Gait Cycle & Parameters - Steppin' Smart
- Gait Cycle: Initial contact (IC) of one foot to the next IC of the same foot.
- Stance Phase (~60%): Foot on ground. Sub-phases: IC (Heel Strike) → Loading Response (Foot Flat) → Midstance → Terminal Stance (Heel Off) → Preswing (Toe Off).
- Swing Phase (~40%): Foot in air. Sub-phases: Initial Swing → Midswing → Terminal Swing.
- Parameters:
- Stride Length: Distance of 1 gait cycle (avg. 1.4 m).
- Step Length: IC of one foot to IC of other foot (avg. 0.7 m).
- Cadence: Steps/minute (avg. 90-120).
- Walking Velocity: Speed (avg. 1.2-1.4 m/s).
- Base of Support: Lateral distance between feet (avg. 5-10 cm).

⭐ Double support (both feet on ground) occurs twice per gait cycle (start & end of stance), comprising ~20% of the cycle. It is absent in running.
Gait Kinematics & Kinetics - Joint Jive & Force Flow
- Kinematics (Motion): Joint angles & Center of Mass (COM) path.
- Hip: Sagittal range ~40° (Flexion 30° at IC, Extension 10° at TSt).
- Knee: Max flexion ~60° (ISw); near full extension at IC & MSt.
- Ankle: Dorsiflexion at IC; Plantarflexion for push-off (TSt).
- COM: Vertical displacement ~5 cm; Lateral ~4 cm.
- Kinetics (Forces): GRF, joint moments & power.
- Ground Reaction Force (GRF):
- Vertical: "M"-shape, peaks ~120% Body Weight (BW).
- Anterior-Posterior (AP): Braking (LR) then propulsive (TSt/PSw).
- Joint Moments: Internal muscle/ligament forces. e.g., Ankle plantarflexor moment.
- Joint Power: $P = M \cdot \omega$. Muscle work (generation/absorption).
- Ground Reaction Force (GRF):
⭐ The ankle plantarflexors (gastrocnemius, soleus) are the primary power generators for propulsion during late stance.
oka
Pathological Gaits - Wobble Wisdom
- Antalgic Gait: Pain-induced; ↓ stance phase on affected side. "Limping."
- Trendelenburg Gait: Gluteus medius weakness; pelvis drops on contralateral (swing) side.
- Positive Trendelenburg sign.
- Waddling Gait: Bilateral gluteus medius weakness; "duck-like" walk, lateral trunk sway.
- Steppage/Foot Drop Gait: Dorsiflexor weakness (e.g., common peroneal nerve palsy); high step to clear foot.

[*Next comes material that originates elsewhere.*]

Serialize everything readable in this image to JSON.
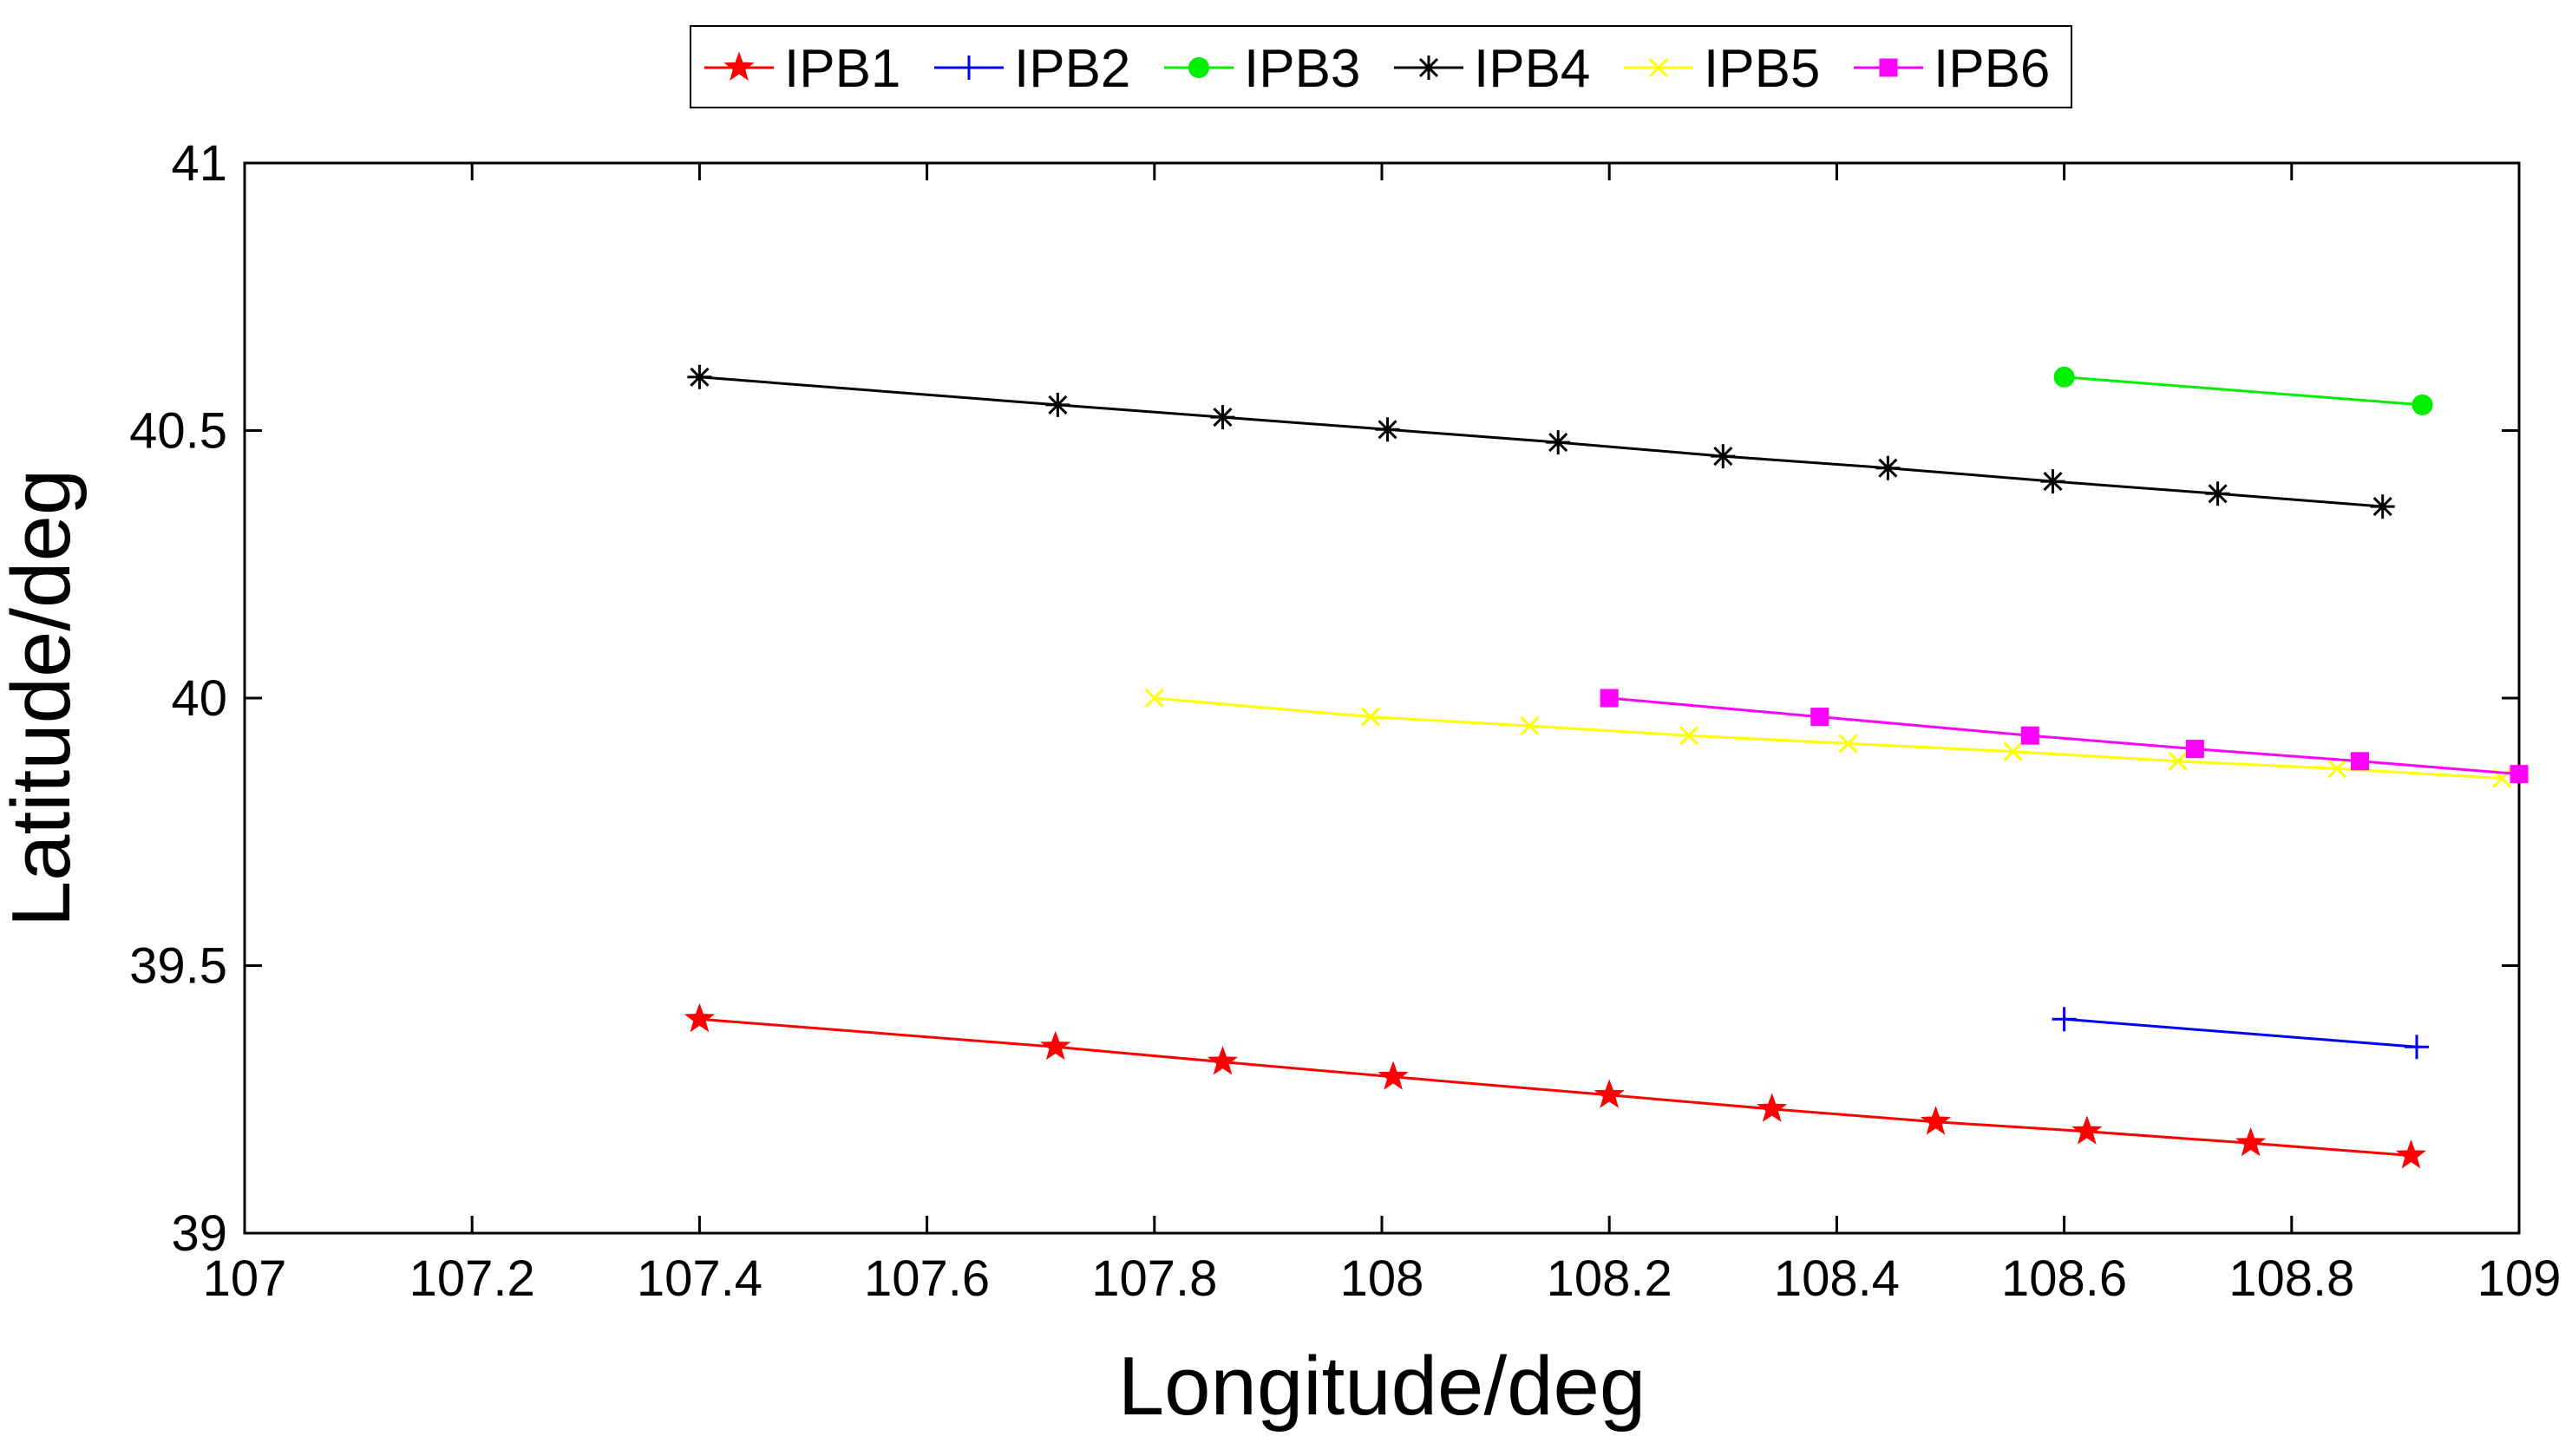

Foot slap.
- Ataxic Gait: Cerebellar lesion; wide-based, unsteady, irregular steps. "Drunken" gait.
- Spastic (Hemiplegic) Gait: UMN lesion; affected leg stiff, extended; circumduction.
- Parkinsonian (Festinating) Gait: Stooped, short, shuffling steps (marche à petits pas), festination.
- Scissoring Gait: Bilateral spasticity (e.g., cerebral palsy); thighs cross, legs swing across midline.
⭐ Trendelenburg gait: weakness of hip abductors (gluteus medius/minimus) on the stance leg causes the pelvis to drop on the swing leg side.
Clinical Gait Assessment - Stride Sleuthing
- Observational Gait Analysis (OGA): Systematic visual check (anterior, posterior, lateral views).
- Parameters: Symmetry, step/stride length, cadence, base of support (BOS), arm swing, pelvic motion.
- Note deviations in stance (heel strike to toe-off) & swing phases.
- Key Standardized Tests:
- Timed Up and Go (TUG): Mobility & fall risk. >12-14 sec = ↑fall risk.
- Gait Speed: "6th vital sign". Normal: 1.2-1.4 m/s. <1.0 m/s = poor outcomes.
- 6-Minute Walk Test (6MWT): Functional capacity.

⭐ Trendelenburg gait (gluteus medius weakness): Pelvis drops on contralateral (swinging) side during stance phase of affected limb.
High‑Yield Points - ⚡ Biggest Takeaways
- Gait cycle comprises Stance phase (60%) and Swing phase (40%).
- Critical events: Heel strike, Foot flat, Midstance, Heel off, Toe off.
- Trendelenburg gait indicates gluteus medius weakness, causing contralateral pelvic drop.
- Foot drop (steppage gait) results from common peroneal nerve palsy.
- Center of Gravity (COG) shows ~5cm vertical and ~5cm lateral displacement.
- Double support (both feet on ground) occurs twice, crucial for stability.
- Antalgic gait is characterized by a shortened stance phase due to pain.